The brilliant idea behind this novel took me fully unprepared for the feeling of amazingness that engulfed me upon finishing it. I fullheartedly recommend this book to everyone interested in Russian culture (!?), dystopia and mysticism — a beautiful combination!

My most favorite element of this novel was the world created by Holmberg through the character of Slava, the mysticist. There is a huge chunk of reality interspersed with bits of supernatural, barely visible to any other characters but Matrona and Jaska. I will not retell here the story, as you can find yhe synopsis on Goodreads.

My favorite character is Matrona, for her boldness and determination. It is amazing that she could muster the courage to make a change, despite all the magic and warnings that it might not be appreciated by all the villagers once the safe world they had known for 20 years was taken away from them. The paradox here: should one be content with an easy and comfortable life while being completely manipulated OR rather have free will to achieve their dreams through the harsh reality of life?
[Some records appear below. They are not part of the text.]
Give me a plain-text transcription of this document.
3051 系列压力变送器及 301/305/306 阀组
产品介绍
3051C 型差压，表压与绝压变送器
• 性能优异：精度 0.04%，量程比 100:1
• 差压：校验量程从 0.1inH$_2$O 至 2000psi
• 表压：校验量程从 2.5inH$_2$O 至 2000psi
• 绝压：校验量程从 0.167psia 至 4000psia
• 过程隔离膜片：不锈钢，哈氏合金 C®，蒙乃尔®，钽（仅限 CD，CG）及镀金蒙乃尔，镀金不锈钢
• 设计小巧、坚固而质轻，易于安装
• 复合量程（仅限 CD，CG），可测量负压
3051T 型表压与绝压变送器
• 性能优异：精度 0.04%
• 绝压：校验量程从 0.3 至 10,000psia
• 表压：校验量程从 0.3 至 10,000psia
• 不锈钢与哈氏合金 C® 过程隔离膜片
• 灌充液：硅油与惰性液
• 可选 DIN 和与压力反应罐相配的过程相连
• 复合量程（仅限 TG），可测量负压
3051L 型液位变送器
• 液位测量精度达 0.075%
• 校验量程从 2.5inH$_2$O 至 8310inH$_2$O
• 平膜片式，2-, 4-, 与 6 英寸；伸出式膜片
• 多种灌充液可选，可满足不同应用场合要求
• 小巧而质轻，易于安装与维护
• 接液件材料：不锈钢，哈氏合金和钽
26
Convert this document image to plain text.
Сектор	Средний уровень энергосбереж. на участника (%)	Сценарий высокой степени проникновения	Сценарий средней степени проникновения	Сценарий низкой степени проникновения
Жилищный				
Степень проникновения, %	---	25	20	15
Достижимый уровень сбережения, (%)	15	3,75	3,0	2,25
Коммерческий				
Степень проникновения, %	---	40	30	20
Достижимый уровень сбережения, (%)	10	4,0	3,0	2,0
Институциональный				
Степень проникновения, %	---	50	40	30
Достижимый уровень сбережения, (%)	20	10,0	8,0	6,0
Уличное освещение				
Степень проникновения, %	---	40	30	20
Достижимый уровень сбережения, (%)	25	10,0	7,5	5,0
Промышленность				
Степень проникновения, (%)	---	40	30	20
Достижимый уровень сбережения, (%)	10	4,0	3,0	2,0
The dolls gave me creeps at times and I was almost angry with Matrona for not having the patience and enough self-control learn all the ropes from Slava before rebelling against his creation. I found the dolls a fantastic element, the author fully managing to portray their role and eventually to unravel the rules of Slava’s magic.

I absolutely got engrossed by Feodor and was so content with the answer given to him by Matrona in the end. He deserved nothing, such a low person. Surely his character was needed to balance the good with the bad, the magic with what was real. It proves at the same time how people can choose to be manipulated if that means they should not struggle, nor struggle much for their daily bread.

The Fifth Doll is a gem of a book, a lovely mix of dystopia and fantasy, blended with delicious bits of Russian culture and traditions. I fully recommend this book. I am so glad and thankful I had the chance to read an advance copy, courtesy of the author and Netgalley.